Microglial activation and pyroptosis are central to neuroinflammation and significantly contribute to cognitive decline associated with neurodegenerative diseases. Alpha protein kinase 1 (ALPK1) is recently identified as a critical mediator of inflammatory responses in response to ADP-heptose (a pathogen-associated molecular pattern). However, its specific role in microglial pyroptosis and cognitive dysfunction remains unclear. In this study, we investigated the effects of ALPK1 on cognitive function and pyroptosis in wild-type (WT) and ALPK1 KO mice by intracerebroventricular administration of ADP-heptose to induce neuroinflammation. Cognitive performance was evaluated using behavioral tests (the Y-Maze, Morris Water Maze, and step-down passive avoidance), while Western blot, immunofluorescence, transmission electron microscopy, and enzyme-linked immunosorbent assay were used to evaluate the expression of pyroptosis markers such as NLRP3, Caspase-1, and gasdermin D (GSDMD) in vivo and in vitro.

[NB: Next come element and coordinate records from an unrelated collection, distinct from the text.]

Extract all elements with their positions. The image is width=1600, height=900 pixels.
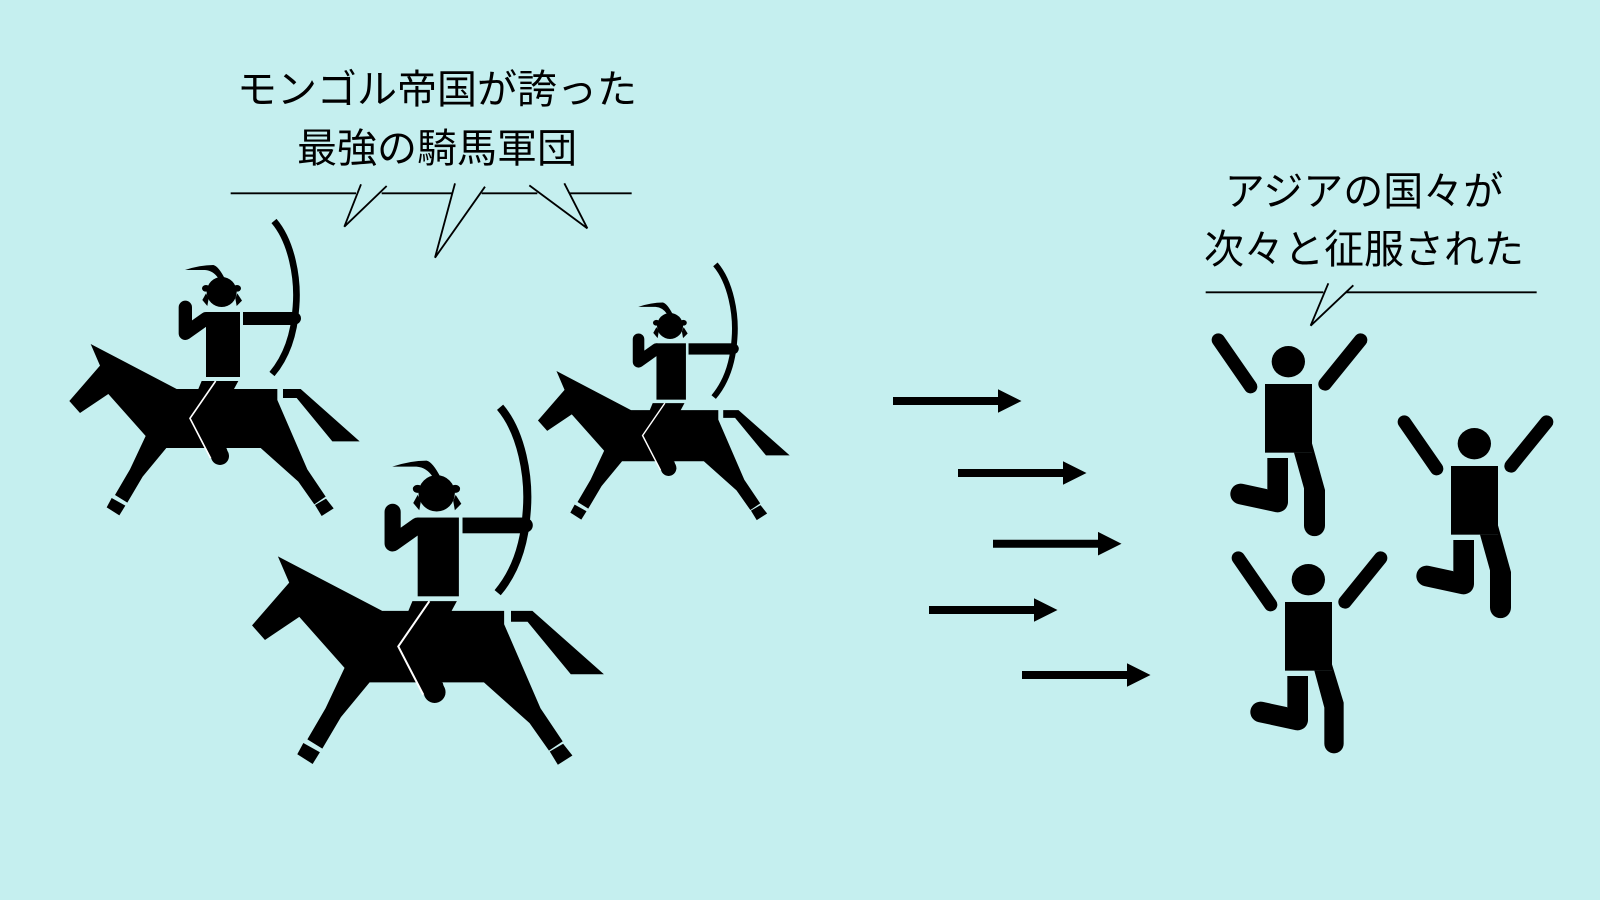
icon: mounted archer front [252,407,604,765]
arrows: attack direction [893,389,1150,687]
heading: Mongol cavalry: 最強の騎馬軍団 [297,127,577,171]
heading: Mongol cavalry: モンゴル帝国が誇った [237,68,637,112]
heading: Asian nations: アジアの国々が [1225,170,1503,214]
speech line: nations [1206,283,1537,326]
speech line: cavalry [231,183,632,258]
icon: person arms raised, right [1404,422,1547,618]
icon: mounted archer upper right [538,264,790,520]
icon: person arms raised, top [1218,340,1361,536]
icon: mounted archer upper left [69,221,360,516]
icon: person arms raised, bottom [1238,558,1381,753]
heading: Asian nations: 次々と征服された [1204,228,1524,272]
heading: Mongol cavalry [237,68,637,171]
heading: Asian nations [1204,170,1524,272]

Our results reveal that the absence of ALPK1 significantly attenuated ADP-heptose-induced cognitive deficits and neuronal injury, and inhibited the NLRP3/Caspase-1/GSDMD pathway of pyroptosis and the secretion of pro-inflammatory cytokines IL-1β and IL-18. Notably, ADP-heptose-stimulated conditioned media from primary microglial cells of ALPK1 KO mice significantly enhanced neuronal cell viability, suggesting a protective role for ALPK1 deficiency in supporting neuronal health. These findings suggest the pivotal role of ALPK1 in ADP-heptose-induced microglial pyroptosis and cognitive impairment, thereby highlighting its potential as a therapeutic target in neuroinflammatory disorders.